I return your Grace my most humble
thanks for the favour of your
Invitation, I am so vnhappy
as not to be able to accept it,
being obliged to stay at the
Customs till it will be too
late to wait on you: I am
ever with great zeal and
respect
your Graces most obt and devoted Sert and Brother
MPrior
Wensday Morñ
2.
Endorsed: M.r Prior
to his Grace
w.thout date
IL: 1:
Notes
1.
The "Brother" here addressed as "your Grace" must be one of the three dukes (Beaufort, Ormonde, Shrewsbury)
who were members of the Brothers Club. Since Beaufort is known to have hosted some of the Thursday meetings
(Walter Sichel, Bolingbroke and His Times [1901-02; New York: Haskell House Publishers Ltd., 1968] 1: 281, 298),
we consider him the one most likely to be the author of the invitation to which Prior is here responding. The date of
Prior's letter cannot be earlier than 1712 because of his reference to his obligations for service on the Commission
of Customs to which he was appointed 25 Jan./5 Feb. 1712. He was in England from that time until 6/17 Aug. 1712 and
again from 25 Oct./5 Nov. until 1/12 Dec. 1712 (Bolingbroke 3: 205-06), when he returned to France for a stay that lasted
until 1715, by which time he had been dismissed from the Commission of Customs.
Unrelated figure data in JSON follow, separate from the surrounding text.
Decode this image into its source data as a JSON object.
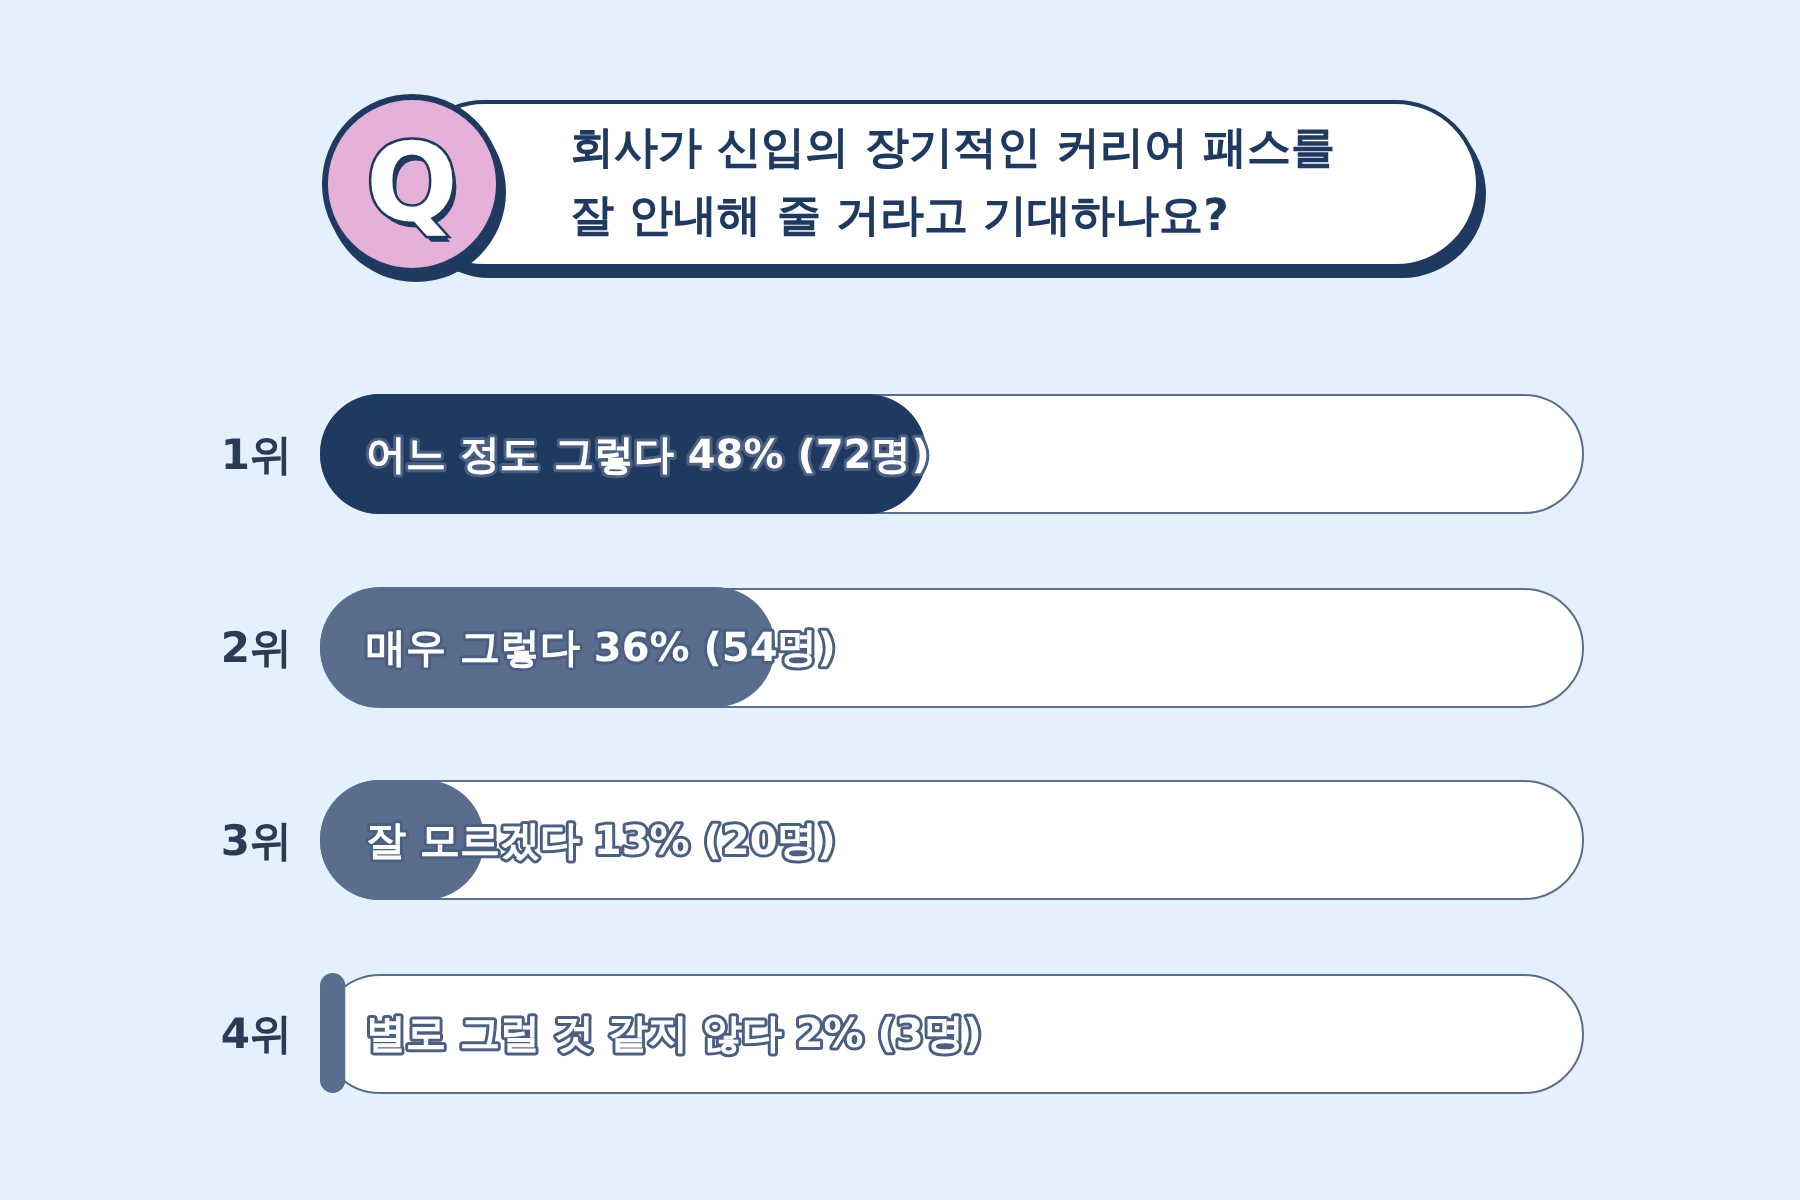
{
  "chart_data": {
    "type": "bar",
    "orientation": "horizontal",
    "title": "회사가 신입의 장기적인 커리어 패스를 잘 안내해 줄 거라고 기대하나요?",
    "categories": [
      "1위",
      "2위",
      "3위",
      "4위"
    ],
    "values": [
      48,
      36,
      13,
      2
    ],
    "colors": [
      "#1f3a60",
      "#5a6d8c",
      "#5a6d8c",
      "#5a6d8c"
    ],
    "value_labels": [
      "어느 정도 그렇다 48% (72명)",
      "매우 그렇다 36% (54명)",
      "잘 모르겠다 13% (20명)",
      "별로 그럴 것 같지 않다 2% (3명)"
    ],
    "xlim": [
      0,
      100
    ],
    "annotations": [
      "Q"
    ]
  }
}
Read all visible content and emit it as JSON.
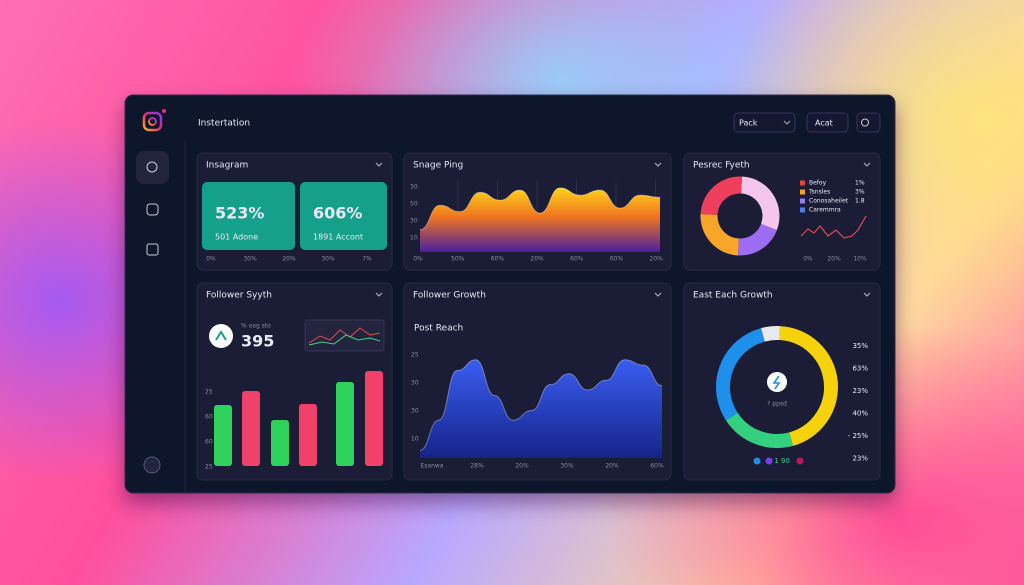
{
  "header": {
    "title": "Instertation",
    "buttons": [
      "Pack",
      "Acat"
    ]
  },
  "cards": [
    {
      "title": "Insagram",
      "tiles": [
        {
          "value": "523%",
          "label": "501 Adone"
        },
        {
          "value": "606%",
          "label": "1891 Accont"
        }
      ],
      "xaxis": [
        "0%",
        "30%",
        "20%",
        "30%",
        "7%"
      ]
    },
    {
      "title": "Snage Ping",
      "yaxis": [
        "30",
        "50",
        "30",
        "10"
      ],
      "xaxis": [
        "0%",
        "50%",
        "60%",
        "20%",
        "60%",
        "60%",
        "20%"
      ],
      "area": {
        "ylim": [
          0,
          100
        ],
        "values": [
          31,
          65,
          56,
          83,
          72,
          86,
          54,
          89,
          79,
          86,
          61,
          79,
          76
        ]
      }
    },
    {
      "title": "Pesrec Fyeth",
      "legend": [
        {
          "name": "Befoy",
          "value": "1%",
          "color": "#e0473f"
        },
        {
          "name": "Tsnsles",
          "value": "3%",
          "color": "#f2a323"
        },
        {
          "name": "Conosaheilet",
          "value": "1.8",
          "color": "#9c7bf0"
        },
        {
          "name": "Caremmra",
          "color": "#4f7df0"
        }
      ],
      "donut": {
        "values": [
          30,
          20,
          25,
          25
        ],
        "colors": [
          "#f4c6ee",
          "#9c6cf2",
          "#f7a62a",
          "#ee3f5c"
        ]
      },
      "xaxis": [
        "0%",
        "20%",
        "10%"
      ]
    },
    {
      "title": "Follower Syyth",
      "stat_label": "% oag sto",
      "stat": "395",
      "yaxis": [
        "25",
        "60",
        "60",
        "25"
      ],
      "bars": {
        "ylim": [
          0,
          100
        ],
        "values": [
          61,
          75,
          46,
          62,
          84,
          95
        ],
        "colors": [
          "#2fd35c",
          "#f0416b",
          "#2fd35c",
          "#f0416b",
          "#2fd35c",
          "#f0416b"
        ]
      }
    },
    {
      "title": "Follower Growth",
      "subtitle": "Post Reach",
      "yaxis": [
        "25",
        "30",
        "30",
        "10"
      ],
      "xaxis": [
        "Esanwa",
        "28%",
        "20%",
        "30%",
        "20%",
        "60%"
      ],
      "area": {
        "ylim": [
          0,
          100
        ],
        "values": [
          7,
          35,
          81,
          91,
          58,
          35,
          44,
          68,
          78,
          63,
          72,
          91,
          86,
          67
        ]
      }
    },
    {
      "title": "East Each Growth",
      "center": "? ppsd",
      "donut": {
        "values": [
          45,
          20,
          30,
          5
        ],
        "colors": [
          "#f5d20c",
          "#35d07f",
          "#1e8fea",
          "#e8e8f0"
        ]
      },
      "labels": [
        "35%",
        "63%",
        "23%",
        "40%",
        "- 25%",
        "23%"
      ],
      "legend": "1 90"
    }
  ]
}
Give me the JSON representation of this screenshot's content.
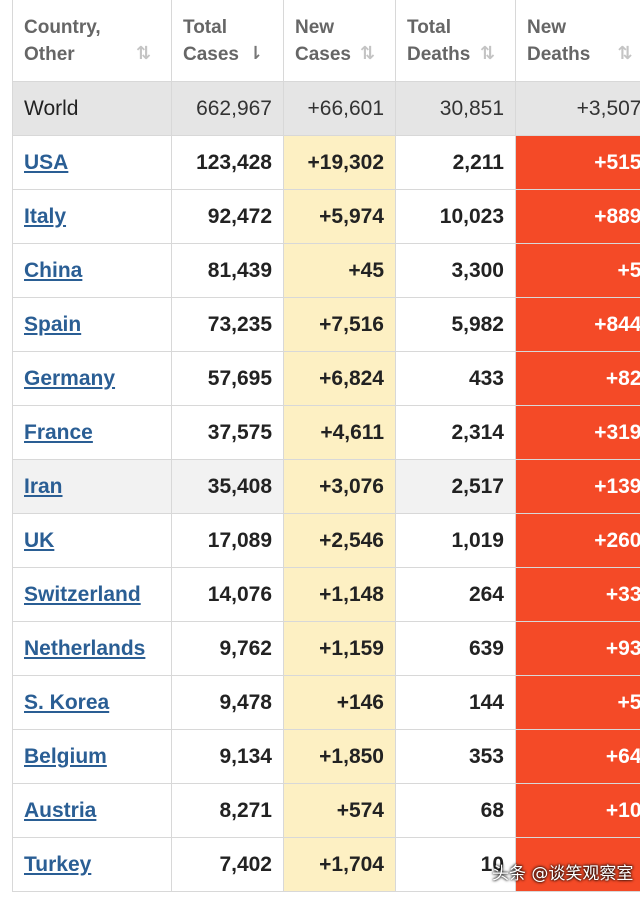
{
  "table": {
    "headers": [
      {
        "label": "Country,\nOther",
        "sort": "⇅",
        "active": false
      },
      {
        "label": "Total\nCases",
        "sort": "⇂",
        "active": true
      },
      {
        "label": "New\nCases",
        "sort": "⇅",
        "active": false
      },
      {
        "label": "Total\nDeaths",
        "sort": "⇅",
        "active": false
      },
      {
        "label": "New\nDeaths",
        "sort": "⇅",
        "active": false
      }
    ],
    "world": {
      "country": "World",
      "total_cases": "662,967",
      "new_cases": "+66,601",
      "total_deaths": "30,851",
      "new_deaths": "+3,507"
    },
    "rows": [
      {
        "country": "USA",
        "total_cases": "123,428",
        "new_cases": "+19,302",
        "total_deaths": "2,211",
        "new_deaths": "+515"
      },
      {
        "country": "Italy",
        "total_cases": "92,472",
        "new_cases": "+5,974",
        "total_deaths": "10,023",
        "new_deaths": "+889"
      },
      {
        "country": "China",
        "total_cases": "81,439",
        "new_cases": "+45",
        "total_deaths": "3,300",
        "new_deaths": "+5"
      },
      {
        "country": "Spain",
        "total_cases": "73,235",
        "new_cases": "+7,516",
        "total_deaths": "5,982",
        "new_deaths": "+844"
      },
      {
        "country": "Germany",
        "total_cases": "57,695",
        "new_cases": "+6,824",
        "total_deaths": "433",
        "new_deaths": "+82"
      },
      {
        "country": "France",
        "total_cases": "37,575",
        "new_cases": "+4,611",
        "total_deaths": "2,314",
        "new_deaths": "+319"
      },
      {
        "country": "Iran",
        "total_cases": "35,408",
        "new_cases": "+3,076",
        "total_deaths": "2,517",
        "new_deaths": "+139"
      },
      {
        "country": "UK",
        "total_cases": "17,089",
        "new_cases": "+2,546",
        "total_deaths": "1,019",
        "new_deaths": "+260"
      },
      {
        "country": "Switzerland",
        "total_cases": "14,076",
        "new_cases": "+1,148",
        "total_deaths": "264",
        "new_deaths": "+33"
      },
      {
        "country": "Netherlands",
        "total_cases": "9,762",
        "new_cases": "+1,159",
        "total_deaths": "639",
        "new_deaths": "+93"
      },
      {
        "country": "S. Korea",
        "total_cases": "9,478",
        "new_cases": "+146",
        "total_deaths": "144",
        "new_deaths": "+5"
      },
      {
        "country": "Belgium",
        "total_cases": "9,134",
        "new_cases": "+1,850",
        "total_deaths": "353",
        "new_deaths": "+64"
      },
      {
        "country": "Austria",
        "total_cases": "8,271",
        "new_cases": "+574",
        "total_deaths": "68",
        "new_deaths": "+10"
      },
      {
        "country": "Turkey",
        "total_cases": "7,402",
        "new_cases": "+1,704",
        "total_deaths": "10",
        "new_deaths": ""
      }
    ]
  },
  "watermark": "头条 @谈笑观察室",
  "colors": {
    "new_cases_bg": "#fdf0c3",
    "new_deaths_bg": "#f44a27",
    "link": "#2a5e94",
    "world_bg": "#e5e5e5"
  }
}
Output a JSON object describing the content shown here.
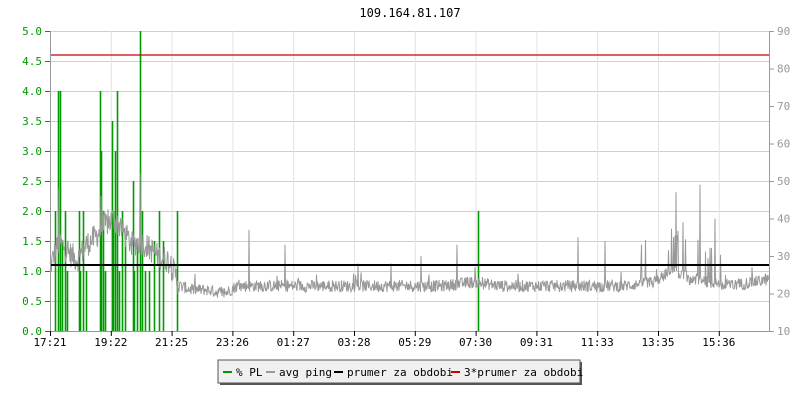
{
  "chart_data": {
    "type": "line",
    "title": "109.164.81.107",
    "x_tick_labels": [
      "17:21",
      "19:22",
      "21:25",
      "23:26",
      "01:27",
      "03:28",
      "05:29",
      "07:30",
      "09:31",
      "11:33",
      "13:35",
      "15:36"
    ],
    "left_axis": {
      "ylim": [
        0,
        5
      ],
      "ticks": [
        "0.0",
        "0.5",
        "1.0",
        "1.5",
        "2.0",
        "2.5",
        "3.0",
        "3.5",
        "4.0",
        "4.5",
        "5.0"
      ],
      "color": "#009900"
    },
    "right_axis": {
      "ylim": [
        10,
        90
      ],
      "ticks": [
        "10",
        "20",
        "30",
        "40",
        "50",
        "60",
        "70",
        "80",
        "90"
      ],
      "color": "#999999"
    },
    "grid": true,
    "legend_position": "bottom-center",
    "series": [
      {
        "name": "% PL",
        "axis": "left",
        "color": "#009900",
        "style": "bars",
        "points": [
          [
            0.15,
            2.0
          ],
          [
            0.25,
            4.0
          ],
          [
            0.32,
            4.0
          ],
          [
            0.4,
            1.5
          ],
          [
            0.5,
            2.0
          ],
          [
            0.55,
            1.0
          ],
          [
            0.95,
            2.0
          ],
          [
            1.0,
            1.0
          ],
          [
            1.1,
            2.0
          ],
          [
            1.2,
            1.0
          ],
          [
            1.65,
            4.0
          ],
          [
            1.7,
            3.0
          ],
          [
            1.75,
            2.0
          ],
          [
            1.82,
            1.0
          ],
          [
            2.05,
            3.5
          ],
          [
            2.1,
            2.0
          ],
          [
            2.15,
            3.0
          ],
          [
            2.22,
            4.0
          ],
          [
            2.3,
            1.0
          ],
          [
            2.4,
            2.0
          ],
          [
            2.5,
            1.5
          ],
          [
            2.75,
            2.5
          ],
          [
            2.8,
            1.0
          ],
          [
            2.9,
            1.5
          ],
          [
            2.98,
            5.0
          ],
          [
            3.05,
            2.0
          ],
          [
            3.15,
            1.0
          ],
          [
            3.3,
            1.0
          ],
          [
            3.45,
            1.5
          ],
          [
            3.6,
            2.0
          ],
          [
            3.75,
            1.5
          ],
          [
            4.2,
            2.0
          ],
          [
            14.2,
            2.0
          ]
        ]
      },
      {
        "name": "avg ping",
        "axis": "right",
        "color": "#999999",
        "style": "line",
        "anchors": [
          [
            0,
            27
          ],
          [
            0.3,
            34
          ],
          [
            0.6,
            31
          ],
          [
            0.9,
            29
          ],
          [
            1.2,
            33
          ],
          [
            1.5,
            35
          ],
          [
            1.8,
            38
          ],
          [
            2.1,
            40
          ],
          [
            2.4,
            37
          ],
          [
            2.7,
            33
          ],
          [
            3.0,
            34
          ],
          [
            3.3,
            32
          ],
          [
            3.6,
            30
          ],
          [
            3.9,
            29
          ],
          [
            4.1,
            26
          ],
          [
            4.3,
            22
          ],
          [
            4.7,
            21
          ],
          [
            5.2,
            21
          ],
          [
            5.8,
            20
          ],
          [
            6.2,
            22
          ],
          [
            7.0,
            22
          ],
          [
            8.0,
            22
          ],
          [
            9.0,
            22
          ],
          [
            10.0,
            22
          ],
          [
            11.0,
            22
          ],
          [
            12.0,
            22
          ],
          [
            13.0,
            22
          ],
          [
            14.0,
            23
          ],
          [
            15.0,
            22
          ],
          [
            16.0,
            22
          ],
          [
            17.0,
            22
          ],
          [
            18.0,
            22
          ],
          [
            19.0,
            22
          ],
          [
            20.0,
            23
          ],
          [
            20.6,
            26
          ],
          [
            21.2,
            24
          ],
          [
            22.0,
            23
          ],
          [
            22.5,
            22
          ],
          [
            23.3,
            23
          ],
          [
            24.0,
            24
          ],
          [
            24.4,
            24
          ]
        ],
        "spikes": [
          [
            0.3,
            48
          ],
          [
            1.7,
            46
          ],
          [
            2.98,
            52
          ],
          [
            6.6,
            37
          ],
          [
            7.8,
            33
          ],
          [
            10.2,
            28
          ],
          [
            11.3,
            28
          ],
          [
            12.3,
            30
          ],
          [
            13.5,
            33
          ],
          [
            17.5,
            35
          ],
          [
            18.4,
            34
          ],
          [
            19.6,
            28
          ],
          [
            20.75,
            47
          ],
          [
            21.0,
            39
          ],
          [
            21.55,
            49
          ],
          [
            22.05,
            40
          ],
          [
            23.3,
            27
          ]
        ]
      },
      {
        "name": "prumer za obdobi",
        "axis": "left",
        "color": "#000000",
        "style": "hline",
        "value": 1.1
      },
      {
        "name": "3*prumer za obdobi",
        "axis": "left",
        "color": "#cc0000",
        "style": "hline",
        "value": 4.6
      }
    ]
  }
}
The only date given in the manuscript is
"Wensday Morñ." The last Wednesday before 1/12 Dec. 1712 was 26 Nov./7 Dec. The phrase we quote as the endorsement may be
a later archival docketing of the letter rather than a contemporary endorsement. The Osborn Collection catalogues the letter under
Prior but identifies the addressee as "?The Duke of Buckingham."